Pertanto in questo articolo vado contro corrente e inizio coniando un neologismo: VIROFOBIA, ovvero avversione verso ciò che è maschio e virile.

In questo giorno il mio pensiero va, perciò, ai maschi che in questo momento affondano nel fango gelido del Donbass, nelle trincee del fronte, da una parte e dall'altra, con il pensiero rivolto alle donne a casa: la mamma, la moglie, la fidanzata, la sorella, la figlia, la nonna. Va ai minatori, che per una paga reputata onesta distruggono la loro salute scavando metalli per l'industria, rischiando la vita tra fatiche disumane, al buio, sottoterra. Va a chi asfalta le strade di notte, in inverno, con le luci artificiali, o d'estate, sotto la canicola, e con le macchine che sfrecciano a migliaia, a due metri da loro, e per ognuna ci si raccomanda l'anima al Signore. Va ai tanti muratori con le mani callose e piagate al tempo stesso, sporche di calce, che definiscono "lavoro" dei turni massacranti, in ginocchio, su tavole di legno o su gettate di cemento freddo e umido, su impalcature provvisorie, con qualsiasi clima, per almeno otto ore al giorno, e se basta... Va ai camionisti, che divorano migliaia di kilometri tra un magazzino e un porto, tra uno stabilimento e un cantiere, dormendo e mangiando per strada, facendo i facchini oltre agli autisti.
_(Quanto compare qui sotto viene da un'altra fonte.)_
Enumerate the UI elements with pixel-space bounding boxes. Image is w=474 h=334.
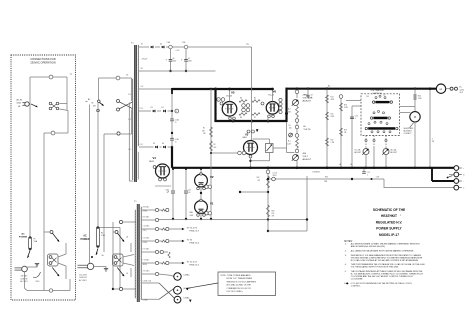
svg-text:D1: D1 bbox=[141, 44, 143, 46]
svg-text:NOTE: TOTAL POWER AVAILABLE: NOTE: TOTAL POWER AVAILABLE bbox=[221, 274, 252, 277]
svg-text:R15: R15 bbox=[331, 113, 334, 115]
svg-text:B+ VOLTAGE ADJUST CONTROL TURN: B+ VOLTAGE ADJUST CONTROL TURNED FULLY C… bbox=[351, 273, 424, 276]
svg-text:ALL RESISTORS ARE 1/2 WATT UNL: ALL RESISTORS ARE 1/2 WATT UNLESS MARKED… bbox=[351, 243, 420, 246]
svg-text:R1: R1 bbox=[203, 128, 205, 130]
svg-text:D6: D6 bbox=[162, 143, 164, 145]
svg-text:TP1: TP1 bbox=[246, 44, 249, 46]
svg-text:PINS 2 & 7: PINS 2 & 7 bbox=[190, 230, 200, 232]
svg-text:(GRN): (GRN) bbox=[143, 211, 148, 213]
svg-text:ALL CAPACITOR VALUES ARE IN UF: ALL CAPACITOR VALUES ARE IN UF UNLESS MA… bbox=[351, 249, 414, 252]
svg-text:M: M bbox=[414, 115, 416, 119]
svg-text:ADJUST: ADJUST bbox=[303, 158, 312, 161]
svg-text:CLOCKWISE.: CLOCKWISE. bbox=[351, 279, 364, 281]
svg-text:G1: G1 bbox=[217, 99, 219, 101]
svg-text:VOLTMETER: VOLTMETER bbox=[370, 90, 384, 92]
svg-text:6.3V: 6.3V bbox=[140, 144, 143, 146]
svg-text:6BW4: 6BW4 bbox=[149, 161, 154, 163]
svg-text:ADJUST: ADJUST bbox=[391, 151, 398, 154]
svg-text:D2: D2 bbox=[160, 44, 162, 46]
svg-text:TO V3: TO V3 bbox=[187, 240, 193, 242]
svg-text:R2: R2 bbox=[214, 144, 216, 146]
svg-text:+: + bbox=[463, 168, 464, 170]
svg-text:.1: .1 bbox=[311, 97, 312, 99]
svg-text:6.3VAC: 6.3VAC bbox=[184, 296, 191, 299]
svg-text:HEATHKIT: HEATHKIT bbox=[381, 214, 397, 218]
svg-text:C14: C14 bbox=[355, 115, 358, 117]
svg-text:6.3VAC: 6.3VAC bbox=[184, 274, 191, 277]
svg-text:R23: R23 bbox=[325, 177, 328, 179]
svg-text:+C3B: +C3B bbox=[175, 139, 179, 141]
svg-text:6.3V OR 12.6VAC).: 6.3V OR 12.6VAC). bbox=[227, 290, 244, 293]
svg-text:GROUND WITH AN 11 MEGOHM INPUT: GROUND WITH AN 11 MEGOHM INPUT VOLTMETER… bbox=[351, 256, 423, 259]
svg-text:AT 6.3VAC (6.3VAC OR THE: AT 6.3VAC (6.3VAC OR THE bbox=[227, 284, 252, 287]
svg-text:INDICATES DC VOLTAGE MEASURED: INDICATES DC VOLTAGE MEASURED FROM POINT… bbox=[351, 254, 422, 257]
svg-text:(YEL): (YEL) bbox=[143, 230, 147, 232]
svg-text:+ COL: + COL bbox=[175, 50, 180, 52]
svg-text:R5: R5 bbox=[254, 98, 256, 100]
svg-text:FROM "X-X" TRANSFORMER: FROM "X-X" TRANSFORMER bbox=[227, 277, 253, 280]
svg-text:C4 .01: C4 .01 bbox=[273, 172, 278, 174]
svg-text:PINS 3 & 4: PINS 3 & 4 bbox=[190, 242, 201, 244]
svg-text:230VAC OPERATION: 230VAC OPERATION bbox=[30, 61, 55, 65]
svg-text:(BRN): (BRN) bbox=[143, 264, 148, 266]
svg-text:R4: R4 bbox=[240, 98, 242, 100]
svg-text:ARE IN OHMS (K=1,000 M=1,000,: ARE IN OHMS (K=1,000 M=1,000,000). bbox=[351, 245, 386, 248]
svg-text:50/60 HZ: 50/60 HZ bbox=[79, 277, 87, 279]
svg-text:.1: .1 bbox=[432, 138, 433, 140]
svg-text:R14: R14 bbox=[331, 96, 334, 98]
svg-text:20: 20 bbox=[175, 122, 177, 124]
svg-text:NOTES:: NOTES: bbox=[344, 241, 353, 243]
svg-text:125V: 125V bbox=[140, 108, 144, 110]
svg-text:MODEL IP-17: MODEL IP-17 bbox=[379, 233, 399, 237]
svg-text:275-0V: 275-0V bbox=[142, 58, 149, 60]
svg-text:D4: D4 bbox=[162, 107, 164, 109]
svg-text:TO V5 & V6: TO V5 & V6 bbox=[187, 228, 197, 230]
svg-text:D3: D3 bbox=[151, 107, 153, 109]
svg-text:C15: C15 bbox=[367, 172, 370, 174]
svg-text:20: 20 bbox=[175, 141, 177, 143]
svg-text:C6: C6 bbox=[289, 125, 291, 127]
svg-text:50/60 HZ: 50/60 HZ bbox=[21, 278, 28, 280]
svg-text:6AU6: 6AU6 bbox=[243, 136, 247, 139]
svg-text:50/60: 50/60 bbox=[17, 102, 22, 104]
svg-text:ADJUST: ADJUST bbox=[303, 99, 312, 102]
svg-text:R20: R20 bbox=[272, 211, 275, 213]
svg-text:POWER: POWER bbox=[19, 237, 28, 239]
svg-text:BLK: BLK bbox=[128, 119, 131, 121]
svg-text:.05: .05 bbox=[188, 192, 190, 194]
svg-text:SCHEMATIC OF THE: SCHEMATIC OF THE bbox=[373, 208, 406, 212]
svg-text:TO V1 & V2: TO V1 & V2 bbox=[187, 262, 197, 264]
svg-text:AC ONLY: AC ONLY bbox=[79, 279, 88, 282]
svg-text:THIS POINT MEASURES THE VOLTAG: THIS POINT MEASURES THE VOLTAGE AT FULL … bbox=[351, 263, 425, 266]
svg-text:D5: D5 bbox=[153, 143, 155, 145]
svg-text:EL-34: EL-34 bbox=[269, 95, 275, 97]
svg-text:C10: C10 bbox=[188, 189, 191, 191]
svg-text:R6: R6 bbox=[240, 117, 242, 119]
svg-text:NO LOAD, LINE VOLTAGE AT 120 V: NO LOAD, LINE VOLTAGE AT 120 VAC AND CON… bbox=[351, 259, 419, 262]
svg-text:COMBINATION OF 6.3V OR: COMBINATION OF 6.3V OR bbox=[227, 287, 252, 290]
svg-text:VOLT: VOLT bbox=[303, 156, 309, 158]
svg-text:CLOCKWISE AND THE 400 VOLT ADJ: CLOCKWISE AND THE 400 VOLT ADJUST CONTRO… bbox=[351, 275, 414, 278]
svg-text:V4: V4 bbox=[153, 156, 157, 160]
svg-text:115-125V: 115-125V bbox=[79, 274, 87, 276]
svg-text:AC CAL: AC CAL bbox=[391, 149, 397, 152]
svg-text:40: 40 bbox=[188, 58, 190, 60]
svg-text:VOLT REGULATED SUPPLY PORTION: VOLT REGULATED SUPPLY PORTION OF THIS UN… bbox=[351, 266, 399, 269]
svg-text:.1: .1 bbox=[367, 175, 368, 177]
svg-text:.1: .1 bbox=[355, 118, 356, 120]
svg-text:R7: R7 bbox=[254, 117, 256, 119]
svg-text:PINS 4 & 5: PINS 4 & 5 bbox=[190, 264, 200, 266]
svg-text:V5: V5 bbox=[231, 90, 235, 94]
svg-text:WINDING IS 275 VOLT AMPERES: WINDING IS 275 VOLT AMPERES bbox=[227, 280, 257, 283]
svg-text:C8: C8 bbox=[311, 95, 313, 97]
svg-text:CONNECTIONS FOR: CONNECTIONS FOR bbox=[30, 57, 55, 61]
svg-text:40: 40 bbox=[167, 192, 169, 194]
svg-text:AC IN: AC IN bbox=[17, 99, 23, 102]
svg-text:.005: .005 bbox=[289, 128, 292, 130]
svg-text:V2: V2 bbox=[210, 175, 214, 179]
svg-text:OFF: OFF bbox=[366, 96, 369, 98]
svg-text:R16: R16 bbox=[344, 104, 347, 106]
svg-text:(GRN): (GRN) bbox=[143, 242, 148, 244]
svg-text:400: 400 bbox=[383, 95, 386, 97]
svg-text:ADJUST: ADJUST bbox=[355, 151, 362, 154]
svg-text:DC CAL: DC CAL bbox=[355, 149, 361, 152]
svg-text:R19: R19 bbox=[344, 129, 347, 131]
svg-text:VOLTS: VOLTS bbox=[304, 129, 312, 131]
svg-text:AC: AC bbox=[21, 232, 25, 235]
svg-text:BLK: BLK bbox=[128, 94, 131, 96]
svg-text:CONTACT: CONTACT bbox=[404, 132, 412, 135]
svg-text:40: 40 bbox=[173, 58, 175, 60]
svg-text:POWER: POWER bbox=[80, 238, 89, 241]
svg-text:R17: R17 bbox=[331, 139, 334, 141]
svg-text:THE VOLTAGES INDICATED AT TUBE: THE VOLTAGES INDICATED AT TUBES V5 AND V… bbox=[351, 270, 423, 273]
svg-text:REGULATED H.V.: REGULATED H.V. bbox=[376, 221, 403, 225]
svg-text:COMMON: COMMON bbox=[312, 171, 321, 173]
svg-text:V1: V1 bbox=[210, 202, 214, 206]
svg-text:POWER SUPPLY: POWER SUPPLY bbox=[376, 227, 402, 231]
svg-text:CONTROL.: CONTROL. bbox=[351, 286, 361, 288]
Va a tutti quelli che subiscono e sopportano violenze psicologiche continue dalla consorte, con pazienza, per solo amore dei figli e della famiglia, per senso del dovere, per onestà, per ricordo di quando lei era diversa, per quell'amore che in un maschio serio non muore mai, nemmeno di fronte all'evidenza, per un eroismo incompreso che è solo maschile.

Dio è Padre. Non dimentichiamolo. Non lo dimentichino mai nemmeno le donne credenti (le altre sono incommentabili) che nella giustizia di voler rivendicare il giusto e dovuto rispetto rischiano di farsi trascinare nella "virofobia", cioè nel disprezzo del maschio. La civiltà umana si fonda sull'alleanza antropologica tra maschio e femmina, tra femmina e maschio, nella reciprocità donante e accogliente. Se si scade nella contrapposizione, nella lotta, nella guerra tra i sessi, si finisce per distruggere la civiltà e per darla vinta a chi vuole dividere ciò che Dio ha unito. In ultima parola, il femminismo ideologico è dalla parte di colui che divide: il Diavolo.